Allow for the communication of uncomfortable questions and feelings

In large part this means being “tuned in” enough as a parent to recognize when your child is having feelings or harboring questions. Children aren’t always straightforward about these things. An eight-year-old boy asked his mother, out of the blue: “Mom. What are “packages?” Could there be a “package” under the snow?” (The child was referring to having heard that “packages” meant “bombs.” Out of context though, had this mother not been “tuned in” she might have thought he was talking about UPS packages.) Another child, 5 years of age, began waking up with nightmares. When asked what they were about, she described houses on fire and said there were always “airplanes in the sky.” A 16 year old became quiet and withdrawn, but the “doodles” in the margins of his class notes at school were filled with faces - all of them screaming. Children give us clues as to what they’re thinking if we’re paying attention to body language and facial expression, listening for tone of voice, and watching for other non-verbal clues like the ones that can be found in dreams, drawings, music, and writing. When a child is expressing a feeling, it’s not even necessary to know what it’s about, just to acknowledge it. Often this opens the door for the child to explore in depth what is going on internally.

Shelter the bond of trust between yourself and your child

Children trust their parents to communicate truthfully with them. Therefore, it is imperative to tell the truth if your child asks you a specific question about war. The rule of thumb here is to only answer the question that you’ve been asked. Stay away from opinion, unless you state it as such, and be as brief as possible in your explanation. If you don’t know the answer to the question, then say so and offer to look it up for, or with, your child.

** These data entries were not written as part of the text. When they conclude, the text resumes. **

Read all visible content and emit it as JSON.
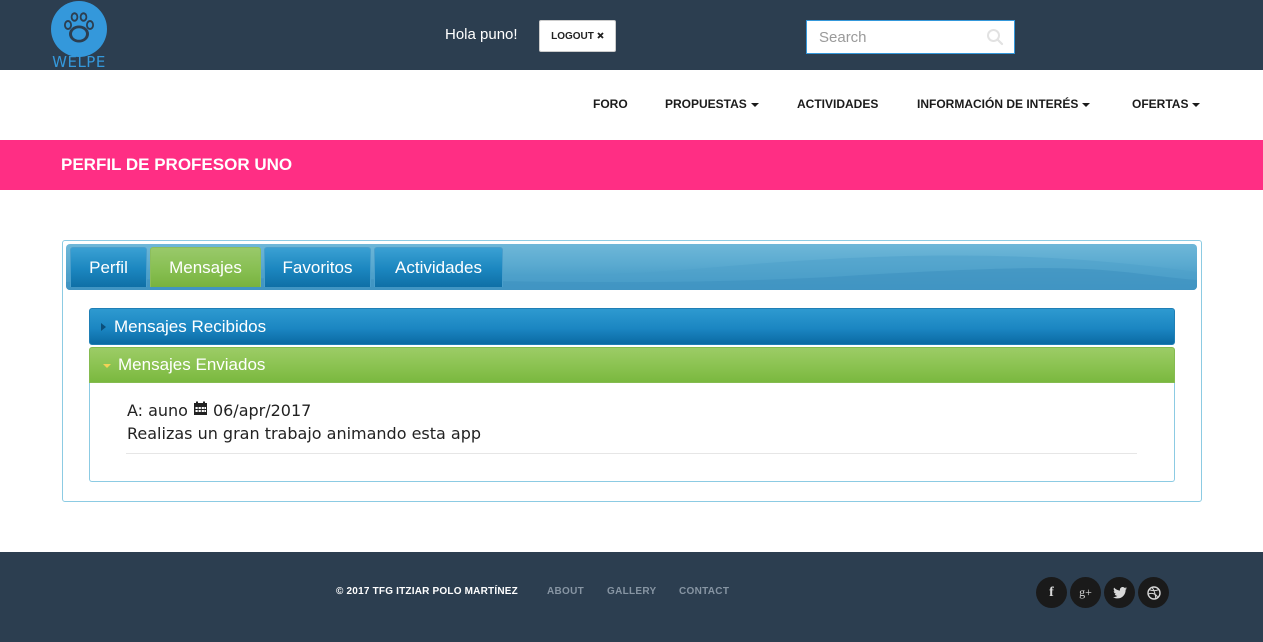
{
  "header": {
    "logo_text": "WELPE",
    "greeting": "Hola puno!",
    "logout_label": "LOGOUT",
    "logout_icon": "close-icon",
    "search": {
      "placeholder": "Search",
      "value": ""
    }
  },
  "nav": {
    "items": [
      {
        "label": "FORO",
        "dropdown": false
      },
      {
        "label": "PROPUESTAS",
        "dropdown": true
      },
      {
        "label": "ACTIVIDADES",
        "dropdown": false
      },
      {
        "label": "INFORMACIÓN DE INTERÉS",
        "dropdown": true
      },
      {
        "label": "OFERTAS",
        "dropdown": true
      }
    ]
  },
  "banner": {
    "title": "PERFIL DE PROFESOR UNO"
  },
  "tabs": {
    "items": [
      {
        "label": "Perfil",
        "active": false
      },
      {
        "label": "Mensajes",
        "active": true
      },
      {
        "label": "Favoritos",
        "active": false
      },
      {
        "label": "Actividades",
        "active": false
      }
    ]
  },
  "accordion": {
    "received": {
      "label": "Mensajes Recibidos",
      "expanded": false
    },
    "sent": {
      "label": "Mensajes Enviados",
      "expanded": true,
      "messages": [
        {
          "to_prefix": "A:",
          "recipient": "auno",
          "date_icon": "calendar-icon",
          "date": "06/apr/2017",
          "text": "Realizas un gran trabajo animando esta app"
        }
      ]
    }
  },
  "footer": {
    "copyright": "© 2017 TFG ITZIAR POLO MARTÍNEZ",
    "links": [
      "ABOUT",
      "GALLERY",
      "CONTACT"
    ],
    "social": [
      {
        "icon": "facebook-icon",
        "glyph": "f"
      },
      {
        "icon": "google-plus-icon",
        "glyph": "g+"
      },
      {
        "icon": "twitter-icon",
        "glyph": "t"
      },
      {
        "icon": "dribbble-icon",
        "glyph": "d"
      }
    ]
  },
  "colors": {
    "topbar": "#2c3e50",
    "accent_blue": "#3498db",
    "banner_pink": "#ff2e84",
    "tab_active_green": "#86be50",
    "tab_blue": "#1b86bf"
  }
}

While this may seem to directly contradict the edict to preserve your child’s innocence, it is far worse for a child to feel as though she cannot trust her parent(s) than it is to hear the truth about facts.

Achieving a balance between these things is no small task, particularly when we don’t necessarily feel balanced ourselves. Therefore, I suggest that instead of thinking in terms of talking to your children about war, you think in terms of responding to them. In that way you won’t overstep and give them information that they’re not ready to hear. Nor will you overshadow their feelings with your own.

Try the following:

* Take time to talk to your child every day. Find out what feelings she had. Listen to what is going on in her life, with her friends, at her school.

* Ask questions instead of giving lectures. The best way to BLOCK communication is by lecturing. Instead, ask what your child has heard about war, or about terrorism. Pick a key word (Iraq, Al Queda, etc.) out of the media and ask if your child has any questions about that word.

* Listen to your child’s opinion about the war. It may be very different from your own. (One child of pacifist parents said, “But Mom and Dad, how are we going to fix the problem if we DON’T go to war?”) Rather than immediately imposing your own opinion on your child, allow him to elaborate on his ideas. Maintain a non-judgmental and open attitude so that your child can fully process all of his thoughts (and anxieties) without being censored. Afterward you can give your opinion: just make sure it’s stated as an opinion, not the only opinion.

The uncertainty about impending war weighs heavily -- especially on parents. Being a responsible parent (an already hard job) just got harder. Find support for yourself in this. Then you’ll be able to support your child and help him enjoy his childhood.